ATLANTA, Sept 30 (Reuters) - A severe fuel shortage has gripped parts of the southeastern United States, causing long lines at filling stations and symbolizing for some people their fears about the wider economy.
The shortage began two weeks ago in Atlanta, the region's largest city, when oil refineries on the Gulf Coast were shut down by hurricanes Gustav and Ike earlier this month. Parts of north Georgia, western North Carolina and parts of Tennessee were also affected.
The effects on motorists have been dramatic. Most service stations in Atlanta are out of gas, with plastic bags placed over the pumps or signs saying "out".
As a result, drivers are cruising the city hunting for gas -- often with a fuel meter needle hovering close to empty. When they find gas, it's often above $4 a gallon.
Traffic is lighter on the city's streets and highways as some residents share rides and limit their journeys.
Lines and elaborate queuing systems have developed at gas stations on days when oil companies deliver fuel. Motorists report showing up at gas stations before dawn to beat the line only to find dozens of cars ahead of them.
"It's been very tough," said Rhonda Forrest, 45, who said she slipped out of work on Monday to fill up her tank when she learned that a gas station in the city's upmarket Buckhead district was open.
The shortage has also had a psychological impact. Like many U.S. cities, Atlanta is car dependent and residents say they had until now taken refueling for granted.
Some motorists said in interviews the lack of fuel was simply an inconvenience. Others said that while they understood that the shortage was a supply issue, it was hard not to connect it to problems in the wider economy.

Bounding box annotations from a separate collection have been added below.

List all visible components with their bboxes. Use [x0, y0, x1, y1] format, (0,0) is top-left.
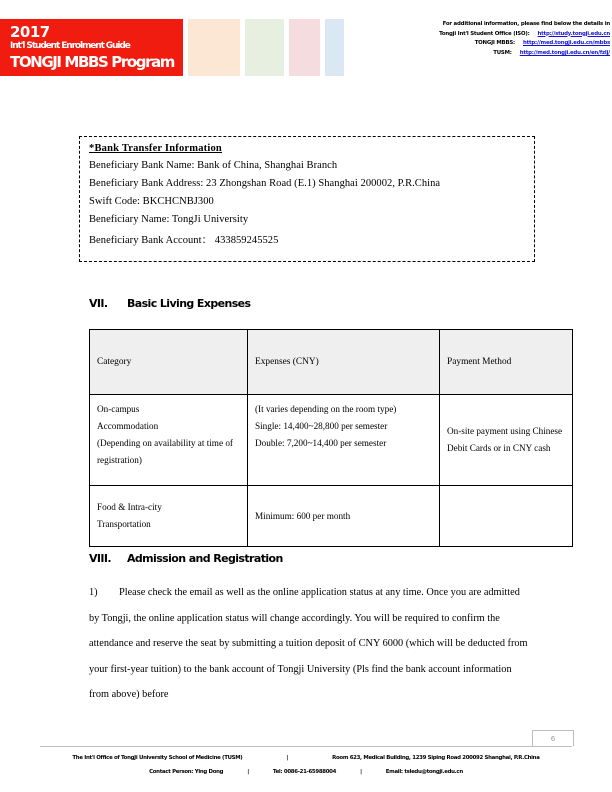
accommodation-line-1: On-campus	[97, 404, 140, 414]
table-cell-payment-accommodation: On-site payment using Chinese Debit Cards or in CNY cash	[440, 395, 573, 486]
section-vii-number: VII.	[89, 297, 108, 310]
accommodation-expense-double: Double: 7,200~14,400 per semester	[255, 438, 387, 448]
admission-paragraph	[89, 580, 531, 708]
header-color-swatch-green	[245, 19, 284, 76]
header-info-intro: For additional information, please find below the details in	[442, 21, 610, 27]
header-red-block	[0, 19, 183, 76]
footer-office-name: The Int'l Office of TongJi University School of Medicine (TUSM)	[72, 755, 243, 761]
food-transport-line-2: Transportation	[97, 519, 151, 529]
header-color-swatch-peach	[188, 19, 240, 76]
bank-swift-code: Swift Code: BKCHCNBJ300	[89, 196, 214, 207]
bank-beneficiary-bank-address: Beneficiary Bank Address: 23 Zhongshan Road (E.1) Shanghai 200002, P.R.China	[89, 178, 441, 189]
footer-telephone: Tel: 0086-21-65988004	[272, 769, 337, 775]
header-link-row-tusm	[355, 49, 610, 59]
header-subtitle: Int'l Student Enrolment Guide	[10, 41, 130, 51]
header-year: 2017	[10, 23, 50, 41]
section-vii-title: Basic Living Expenses	[127, 297, 251, 310]
footer-divider	[40, 746, 572, 747]
table-cell-expenses-food-transport: Minimum: 600 per month	[248, 486, 440, 547]
footer-divider-3: |	[360, 769, 362, 775]
bank-transfer-title: *Bank Transfer Information	[89, 143, 222, 154]
header-contact-info	[355, 20, 610, 58]
header-link-url-mbbs[interactable]: http://med.tongji.edu.cn/mbbs	[523, 40, 610, 47]
header-link-url-iso[interactable]: http://study.tongji.edu.cn	[537, 30, 610, 37]
table-cell-category-food-transport	[90, 486, 248, 547]
table-row	[90, 395, 573, 486]
footer-divider-2: |	[247, 769, 249, 775]
list-item-marker: 1)	[89, 587, 98, 598]
food-transport-line-1: Food & Intra-city	[97, 502, 162, 512]
header-link-row-iso	[355, 30, 610, 40]
accommodation-line-2: Accommodation	[97, 421, 159, 431]
table-cell-payment-food-transport	[440, 486, 573, 547]
header-link-url-tusm[interactable]: http://med.tongji.edu.cn/en/fzlj/	[519, 49, 610, 56]
header-color-swatch-blue	[325, 19, 344, 76]
bank-transfer-box	[79, 136, 535, 262]
table-header-category: Category	[90, 330, 248, 395]
page-footer	[0, 751, 612, 779]
footer-line-2	[0, 765, 612, 779]
admission-paragraph-text: Please check the email as well as the online application status at any time. Once you are admitted by Tongji, the online application status will change accordingly. You will be required to confirm the attendance and reserve the seat by submitting a tuition deposit of CNY 6000 (which will be deducted from your first-year tuition) to the bank account of Tongji University (Pls find the bank account information from above) before	[89, 587, 528, 700]
table-header-row	[90, 330, 573, 395]
section-heading-viii	[89, 552, 283, 565]
section-viii-number: VIII.	[89, 552, 111, 565]
footer-address: Room 623, Medical Building, 1239 Siping Road 200092 Shanghai, P.R.China	[332, 755, 540, 761]
header-link-row-mbbs	[355, 39, 610, 49]
section-heading-vii	[89, 297, 250, 310]
table-cell-category-accommodation	[90, 395, 248, 486]
header-link-label-tusm: TUSM:	[493, 49, 512, 56]
header-link-label-mbbs: TONGJI MBBS:	[474, 40, 515, 47]
bank-beneficiary-bank-name: Beneficiary Bank Name: Bank of China, Shanghai Branch	[89, 160, 338, 171]
header-link-label-iso: Tongji Int'l Student Office (ISO):	[439, 30, 530, 37]
footer-email: Email: tsledu@tongji.edu.cn	[385, 769, 463, 775]
footer-divider-1: |	[286, 755, 289, 761]
accommodation-expense-note: (It varies depending on the room type)	[255, 404, 397, 414]
living-expenses-table	[89, 329, 573, 547]
footer-line-1	[0, 751, 612, 765]
accommodation-line-3: (Depending on availability at time of registration)	[97, 438, 233, 465]
table-row	[90, 486, 573, 547]
header-color-swatch-pink	[289, 19, 320, 76]
bank-beneficiary-name: Beneficiary Name: TongJi University	[89, 214, 249, 225]
section-viii-title: Admission and Registration	[127, 552, 283, 565]
table-header-expenses: Expenses (CNY)	[248, 330, 440, 395]
table-cell-expenses-accommodation	[248, 395, 440, 486]
table-header-payment-method: Payment Method	[440, 330, 573, 395]
page-number-tab: 6	[532, 730, 574, 746]
footer-contact-person: Contact Person: Ying Dong	[149, 769, 224, 775]
accommodation-expense-single: Single: 14,400~28,800 per semester	[255, 421, 388, 431]
header-program-title: TONGJI MBBS Program	[10, 53, 175, 71]
bank-beneficiary-account: Beneficiary Bank Account： 433859245525	[89, 235, 279, 246]
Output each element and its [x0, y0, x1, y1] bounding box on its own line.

U.S. lawmakers rejected a $700 billion bailout plan for the financial industry on Monday in a shocking vote that sent global stock markets sliding.
It was the latest blow to the U.S. economy that has seen a a credit crunch and a string of bank failures in recent weeks as well as a year-long wave of home foreclosures.
"When bad things happen in clusters, human nature says things are really going down, said Joe Dudar, 44, as he filled up his tank.
"The rational side says that this (the gas shortage) is not related to the bank failures. But at the same time two (problems) at the same time can make for a real bad day," he said.
Some Atlanta residents said the impact of the shortage is increased because it affects the entire city at once, whereas other economic problems such as home foreclosures affect either individuals or specific communities.
"It's a little scary. It's concerning. You see how fragile our whole world and economy is and how reliant we are (on oil)," Stuart Canzeri, 39, a financial planner.
A free market can address a shortage in a number of ways, including raising prices to curb demand and increasing supply, according to Hashem Dezhbakhsh, professor of economics at Emory University.
The average price of a gallon of gas rose to $4.14 from $3.75 two weeks ago in the Southeast, according to a survey of gas stations on Sunday by prominent industry analyst Trilby Lundberg.
She said prices should fall again once supply increases but the shortage could persist for another week.
In an effort to bridge the gap in the supply chain, Georgia Gov. Sonny Perdue asked President George W. Bush on Monday to consider releasing crude oil from the strategic petroleum reserve to refineries in the Gulf.
This came on top of a decision by the U.S. Environmental Protection Agency last week to loosen restrictions on fuel sulfur content as another measure aimed at increasing supply.
But the shortage was also driving up demand as nervous motorists buy more gas than usual.
In one indication of the trend, a motorist at one gas station filled not only his tank but also a tin can and a one gallon milk bottle just to be certain he would not run out.
"We can't control the (consumer) feeding frenzy. You can say don't top off your fuel and set limits but people will do it anyway," said Chuck Allen, who manages a full-service Shell station in Atlanta.